Figure 5. Bcl-2 co-immunoprecipitates with V5-OGC from co-transfected CHO cells, GSH-MEE enhances the interaction.

A. CHO cells were co-transfected with Bcl-2 and V5-OGC (5μg each) lysed in Wahl buffer containing 0.1% TritonX-100 and 1 mM DTT, and immunoprecipitated (IP) with a monoclonal V5 antibody. Immune complexes were then resolved by SDS-PAGE, immunoblotted for V5 and Bcl-2. WCL= Whole cell lysate, IP =immunoprecipitate, −V5 antibody=Protein A/G agarose alone was used in the IP. B. Same as in (A), except at 24 h post-transfection cells were treated with 2 mM GSH-MEE for 4 h (and GSH-MEE was added to the IP buffer). Alternatively, 1 mM DTT was added to the IP buffer.
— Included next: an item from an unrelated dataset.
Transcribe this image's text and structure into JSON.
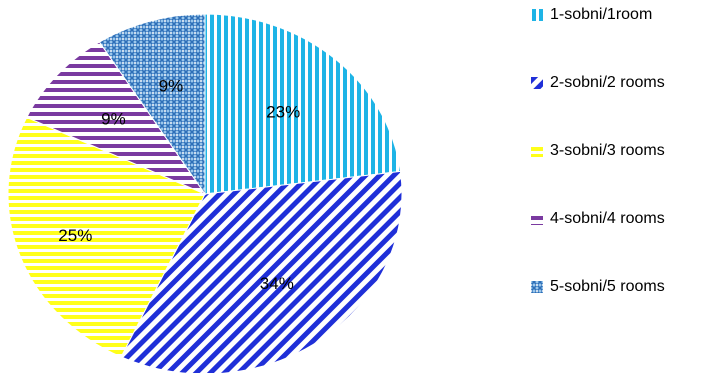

C. Densitometry comparing pixel density of co-immunoprecipitated Bcl-2 with V5-OGC in the presence of either 1 mM DTT (Con) or 2 mM GSH-MEE. Data are normalized to the amount of V5 immunoprecipitated and are expressed as a percent of Bcl-2 immunoprecipitated in the presence of DTT (Con). Data was analyzed using a Student’s T-test, *p<0.05, n=9. D. Recombinant Bcl-2 and recombinant GST-OGC were co-immunoprecipitated with either anti-Bcl-2 (Bcl-2 IP) or anti-Slc25a11 (OGC IP) in 0.1% Triton X-100/Wahl buffer with 11.1 μM GSH. Immune complexes were resolved by SDS-PAGE, immunoblotted for Bcl-2 and Slc25a11 (OGC). E. Recombinant Bcl-2 and recombinant GST-OGC were co-immunoprecipiated with anti-Bcl-2 in either 0.1% Triton X-100/Wahl buffer with 10 μM GSH (−EA) or 0.1% Triton X-100/Wahl buffer with 10 μM GSH and 100 μM ethacrynic acid (+EA). Immune complexes were resolved by SDS-PAGE, immunblotted for Bcl-2 and Slc25a11 (OGC).